Die lijkt nu wel  ge-de-personaliseerd, nu ze  semantisch promoveerden tot “data”; maar het zijn wel ùw gegevens, het is ùw profiel dat de basis is van het verdienmodel van deze dollargigant en zijn kompanen. Jij en ik werden ongewild of onbewust de koopwaar van wat Wu de “attention merchants” noemt. En we werden de koopwaar van bedrijven die noch meer noch minder dan systemisch zijn door hun maatschappelijk impact… een perfecte “catch 22”.

Er is een alternatief. Unilever heeft in februari aangegeven zijn reclamedollars elders te gaan besteden als het zijn advertenties moet blijven publiceren op platformen met rommel, fake news en ziekelijk materiaal voor minderjarigen, waarbij verdeeldheid wordt gezaaid en aangezet tot haat (FT, 12 februari 2018). Nadat eerder al Google zich al  had verontschuldigd voor zulke inhoud op YouTube, had Zuckerberg ook in februari al gemeld dat Facebook zijn leven zou beteren. Op hoeveel van die beloften heeft deze man, na zijn miserabele vertoning op Capitol Hill, nog recht?

Bij de aanvang van de vorige eeuw lagen adverteerders aan de basis van de eerste journalistieke codes voor de Amerikaanse kranten die toen echte schandaalblaadjes waren. Zulke codes zijn er vandaag nog en steeds hebben ze nog betekenis.

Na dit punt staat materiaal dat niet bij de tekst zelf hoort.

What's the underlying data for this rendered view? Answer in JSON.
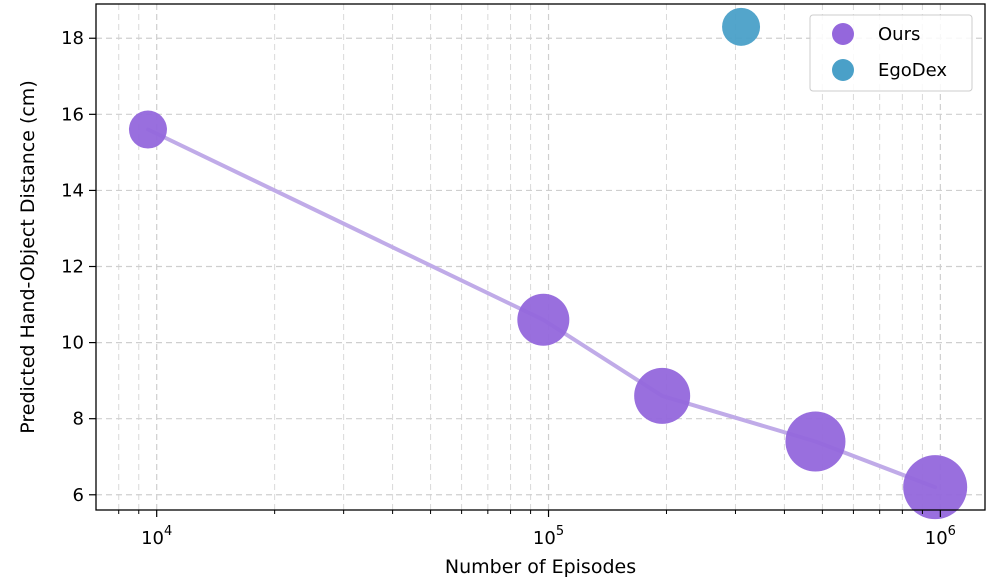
{
  "chart_data": {
    "type": "scatter",
    "title": "",
    "xlabel": "Number of Episodes",
    "ylabel": "Predicted Hand-Object Distance (cm)",
    "xscale": "log",
    "xlim": [
      7000,
      1300000
    ],
    "ylim": [
      5.6,
      18.9
    ],
    "x_ticks": [
      10000,
      100000,
      1000000
    ],
    "x_tick_labels": [
      {
        "base": "10",
        "exp": "4"
      },
      {
        "base": "10",
        "exp": "5"
      },
      {
        "base": "10",
        "exp": "6"
      }
    ],
    "y_ticks": [
      6,
      8,
      10,
      12,
      14,
      16,
      18
    ],
    "y_tick_labels": [
      "6",
      "8",
      "10",
      "12",
      "14",
      "16",
      "18"
    ],
    "grid": true,
    "legend_position": "top-right",
    "series": [
      {
        "name": "Ours",
        "color": "#9467dc",
        "line_color": "#c0abe8",
        "connected": true,
        "points": [
          {
            "x": 9500,
            "y": 15.6,
            "marker_size": "small"
          },
          {
            "x": 97000,
            "y": 10.6,
            "marker_size": "medium"
          },
          {
            "x": 195000,
            "y": 8.6,
            "marker_size": "medium-large"
          },
          {
            "x": 480000,
            "y": 7.4,
            "marker_size": "large"
          },
          {
            "x": 970000,
            "y": 6.2,
            "marker_size": "largest"
          }
        ]
      },
      {
        "name": "EgoDex",
        "color": "#4aa0c8",
        "connected": false,
        "points": [
          {
            "x": 310000,
            "y": 18.3,
            "marker_size": "small"
          }
        ]
      }
    ]
  }
}
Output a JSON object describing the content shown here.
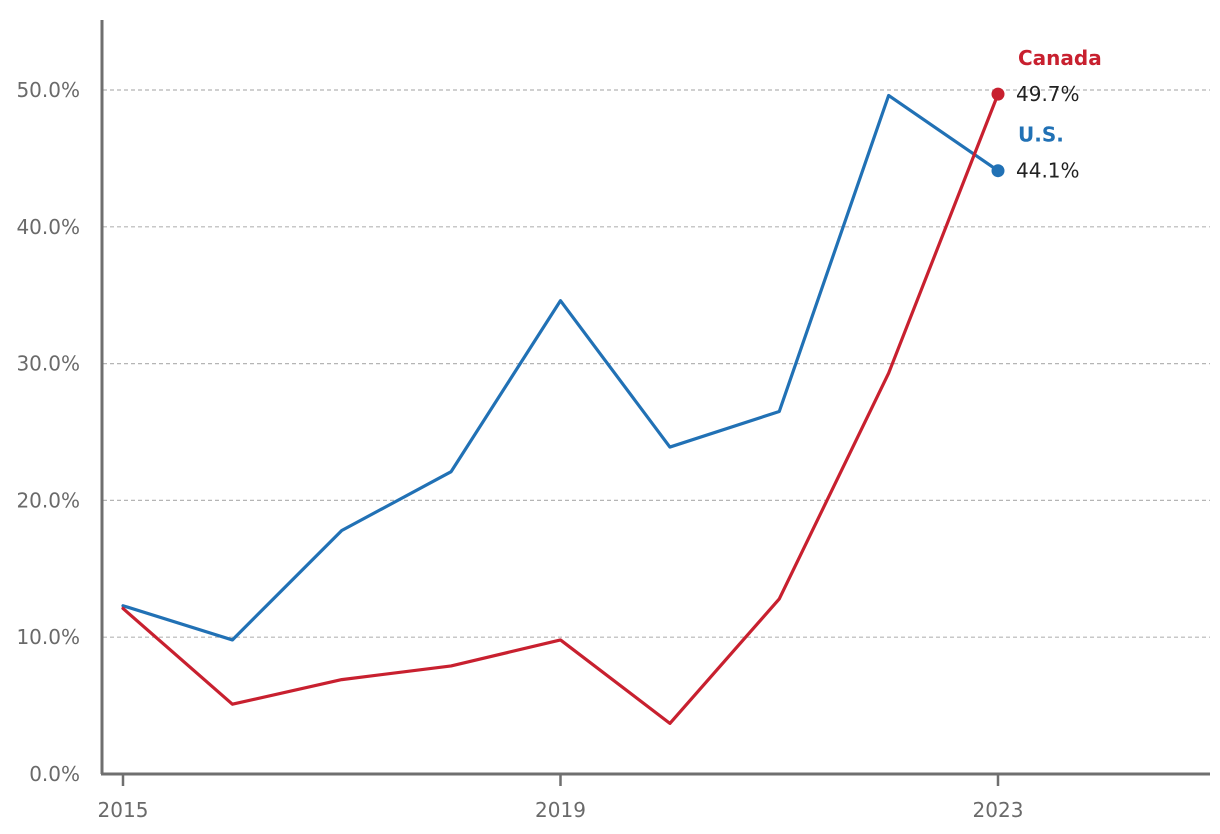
{
  "chart_data": {
    "type": "line",
    "x": [
      2015,
      2016,
      2017,
      2018,
      2019,
      2020,
      2021,
      2022,
      2023
    ],
    "x_tick_labels": [
      "2015",
      "2019",
      "2023"
    ],
    "y_tick_labels": [
      "0.0%",
      "10.0%",
      "20.0%",
      "30.0%",
      "40.0%",
      "50.0%"
    ],
    "ylim": [
      0,
      50
    ],
    "xlim": [
      2015,
      2023
    ],
    "grid": true,
    "series": [
      {
        "name": "U.S.",
        "color": "#2171b5",
        "values": [
          12.3,
          9.8,
          17.8,
          22.1,
          34.6,
          23.9,
          26.5,
          49.6,
          44.1
        ],
        "end_label": "44.1%"
      },
      {
        "name": "Canada",
        "color": "#c8202f",
        "values": [
          12.1,
          5.1,
          6.9,
          7.9,
          9.8,
          3.7,
          12.8,
          29.3,
          49.7
        ],
        "end_label": "49.7%"
      }
    ]
  }
}
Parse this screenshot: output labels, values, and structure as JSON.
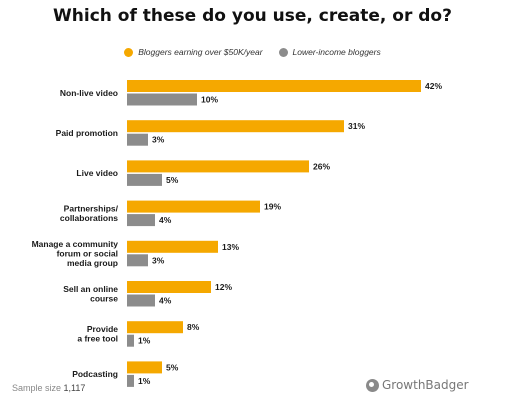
{
  "chart_data": {
    "type": "bar",
    "orientation": "horizontal",
    "title": "Which of these do you use, create, or do?",
    "categories": [
      [
        "Non-live video"
      ],
      [
        "Paid promotion"
      ],
      [
        "Live video"
      ],
      [
        "Partnerships/",
        "collaborations"
      ],
      [
        "Manage a community",
        "forum or social",
        "media group"
      ],
      [
        "Sell an online",
        "course"
      ],
      [
        "Provide",
        "a free tool"
      ],
      [
        "Podcasting"
      ]
    ],
    "series": [
      {
        "name": "Bloggers earning over $50K/year",
        "color": "#f5a800",
        "values": [
          42,
          31,
          26,
          19,
          13,
          12,
          8,
          5
        ]
      },
      {
        "name": "Lower-income bloggers",
        "color": "#8c8c8c",
        "values": [
          10,
          3,
          5,
          4,
          3,
          4,
          1,
          1
        ]
      }
    ],
    "value_suffix": "%",
    "xlim": [
      0,
      42
    ],
    "grid": false,
    "legend_position": "top"
  },
  "footer": {
    "sample_label": "Sample size",
    "sample_value": "1,117",
    "brand": "GrowthBadger",
    "brand_icon": "growthbadger-logo-icon"
  }
}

Nu Zuckerberg zijn laatste speeltijd heeft verbrod, ligt er een enorme opportuniteit voor da leiders van de andere techplatforms. In deze digitale tijden zijn dit systemische bedrijven zonder dewelke de zaken niet meer organiseerbaar zijn; het gaat dan niet om foto’s van katten of bling-bling en naakt, maar om essentiële infrastructuren in een moderne democratie en economie. Die vergen leiderschap en op dat vlak creëert deze week een somber vooruitzicht.

De afwezigheid van maatschappelijk leiderschap, dat niet slechts gekenmerkt is door praatjes maar door daadkracht, werd nu nog beloond met een stijging van de beurskoers. Blijkbaar moeten de advertentiedollars werkelijk verschuiven, zoals Unilever dreigde, opdat de werkelijke waarden-keten bijgestuurd wordt?

Maar ook dat is geen reden voor de bevoegde autoriteiten om stil te zitten.